MAX

Al llegar al exterior, lo primero que hice fue pipí en la farola más próxima. Sentía una tristeza mortal: yo no era un héroe, era una criatura sin coraje, indigna del amor de Jacqueline.

Ay, ay, ay, pero ¿qué estaba procesando mi mente? ¿Quería que Jacqueline me quisiera? ¿Una chica que me despreciaba y me había metido de cabeza en el váter? Mejor no saber cómo lo habría analizado un psiquiatra como Sigmund Freud.

Daba igual: nunca tendría posibilidades con ella. Incluso en el caso improbable de que Jacqueline sobreviviera a la matanza, me consideraría un listillo cobarde, y con razón.

¡Un momento! Al recordar cómo me había llamado, se me ocurrió una idea: el valor no era mi especialidad, pero en cuestión de inteligencia tenía unas cuantas cosas que ofrecer. Y quién ha dicho que un héroe sólo puede pelear empleando la fuerza física, ¡también existe la fuerza mental!

Pensé febrilmente: ¿cómo se podía detener a los zombis? ¿Qué podía destruir el componente básico que les daba vida, la cera? Al cabo de pocos segundos, llegué a una conclusión muy simple.

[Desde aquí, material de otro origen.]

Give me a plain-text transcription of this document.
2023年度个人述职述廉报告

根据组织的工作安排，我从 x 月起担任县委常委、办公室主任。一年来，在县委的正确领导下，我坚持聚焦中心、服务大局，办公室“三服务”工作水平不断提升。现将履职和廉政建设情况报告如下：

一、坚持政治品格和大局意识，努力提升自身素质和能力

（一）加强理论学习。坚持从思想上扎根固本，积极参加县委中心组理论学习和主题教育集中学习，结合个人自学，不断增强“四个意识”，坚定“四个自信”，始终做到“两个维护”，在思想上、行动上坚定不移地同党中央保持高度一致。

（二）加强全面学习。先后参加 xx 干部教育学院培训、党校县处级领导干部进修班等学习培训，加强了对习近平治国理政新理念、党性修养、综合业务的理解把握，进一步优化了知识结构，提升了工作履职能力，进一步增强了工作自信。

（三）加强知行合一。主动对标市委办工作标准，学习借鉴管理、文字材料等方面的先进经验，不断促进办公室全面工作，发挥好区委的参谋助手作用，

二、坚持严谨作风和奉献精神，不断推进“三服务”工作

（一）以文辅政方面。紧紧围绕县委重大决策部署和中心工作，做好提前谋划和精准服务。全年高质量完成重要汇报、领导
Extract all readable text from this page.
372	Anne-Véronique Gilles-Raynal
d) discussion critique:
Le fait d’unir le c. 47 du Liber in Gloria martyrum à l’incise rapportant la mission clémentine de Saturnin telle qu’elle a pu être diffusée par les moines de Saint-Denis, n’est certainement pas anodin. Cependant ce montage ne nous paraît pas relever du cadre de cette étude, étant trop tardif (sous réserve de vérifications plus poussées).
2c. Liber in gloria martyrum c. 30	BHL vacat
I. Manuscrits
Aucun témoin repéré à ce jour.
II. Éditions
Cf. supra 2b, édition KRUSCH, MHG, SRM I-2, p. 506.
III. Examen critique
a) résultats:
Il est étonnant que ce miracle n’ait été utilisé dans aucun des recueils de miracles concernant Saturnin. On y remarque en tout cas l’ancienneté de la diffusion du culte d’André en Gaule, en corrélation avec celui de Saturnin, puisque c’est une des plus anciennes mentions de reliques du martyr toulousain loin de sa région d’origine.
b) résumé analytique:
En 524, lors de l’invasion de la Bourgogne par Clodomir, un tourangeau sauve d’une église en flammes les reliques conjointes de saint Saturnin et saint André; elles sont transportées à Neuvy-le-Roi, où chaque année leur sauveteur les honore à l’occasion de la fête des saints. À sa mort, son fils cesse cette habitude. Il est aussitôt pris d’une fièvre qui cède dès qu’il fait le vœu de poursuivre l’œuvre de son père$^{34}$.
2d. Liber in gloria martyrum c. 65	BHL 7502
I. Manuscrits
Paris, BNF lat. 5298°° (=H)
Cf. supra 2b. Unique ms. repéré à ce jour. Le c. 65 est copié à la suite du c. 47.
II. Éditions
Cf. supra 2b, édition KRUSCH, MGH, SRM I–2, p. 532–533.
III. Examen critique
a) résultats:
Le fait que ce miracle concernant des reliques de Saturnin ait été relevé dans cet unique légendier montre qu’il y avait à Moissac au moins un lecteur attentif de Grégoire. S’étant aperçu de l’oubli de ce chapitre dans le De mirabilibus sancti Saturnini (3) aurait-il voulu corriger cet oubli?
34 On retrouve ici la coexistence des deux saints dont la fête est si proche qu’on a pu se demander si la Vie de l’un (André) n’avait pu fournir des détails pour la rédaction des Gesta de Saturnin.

Corrí hacia la furgoneta, cogí con el hocico el desodorante barato de Jacqueline y regresé tan deprisa como pude al museo de cera. Al ver el pandemonio que allí se había montado, mejor dicho, panzombio, el terror volvió a atenazarme. Me quedé paralizado un momento. Pero luego vi el rostro de Jacqueline. Y noté que tenía miedo. Un pánico cerval. Mi gran amor —sí, ya bastaba de mentiras, quería a Jacqueline— estaba a punto de ser asesinada por Michael Jackson. No podía permitirlo. Mi preocupación por ella era superior a mi miedo. Corrí a su lado, dejé caer el bote y grité:

—¡Toma!

—¿Desodorante? ¿Estás majara? ¿Me estás diciendo que apesto, en plena pelea…? —gimió Jacqueline.

—¡Saca el mechero! —le grité.

Entonces lo comprendió. Cuando se trataba de machacar a alguien, su cerebro era capaz de procesar los datos a toda velocidad.

Para ganar tiempo, le pegué un mordisco a Michael Jackson en la pierna. Fue como roer un cirio, pero sirvió: la figura de cera soltó a Jacqueline para intentar sacudirme. Jacqueline se dio prisa en coger el bote, se sacó el mechero del bolsillo de la chaqueta y se plantó delante del zombi. Luego roció desodorante en el aire y encendió el mechero justo delante del chorro de espray. Se produjo una llamarada y le flambeó la cara a Michael Jackson. Se le derritió. La figura de cera retrocedió envuelta en llamas, se tambaleó por la sala como una antorcha viviente y, finalmente, se desplomó.

—¡Qué guay! —exclamó Jacqueline, y la emprendió contra las demás figuras con el lanzallamas improvisado.

Les prendió fuego a una tras otra, hasta que todos estuvimos a salvo y la sala entera olía a cera quemada y a desodorante. Al final, se detuvo resollando en medio de las figuras derretidas y me dijo:

—¡No eres tan cobarde!

Oír eso de su boca me puso eufórico. A mi modo, quizás sí que tenía madera de héroe.

—Y tampoco eres tonto —añadió Jacqueline sonriendo.

Fue maravilloso que dijera eso. Y aún fue más maravilloso el modo en que me sonrió. Pensé que sería realmente fantástico que algún día llegáramos a ser pareja, a pesar de la gran diferencia de edad —más de dos años— y del hecho de que, de momento, yo era un hombre lobo. ¡Porque eso era definitivamente lo que yo quería!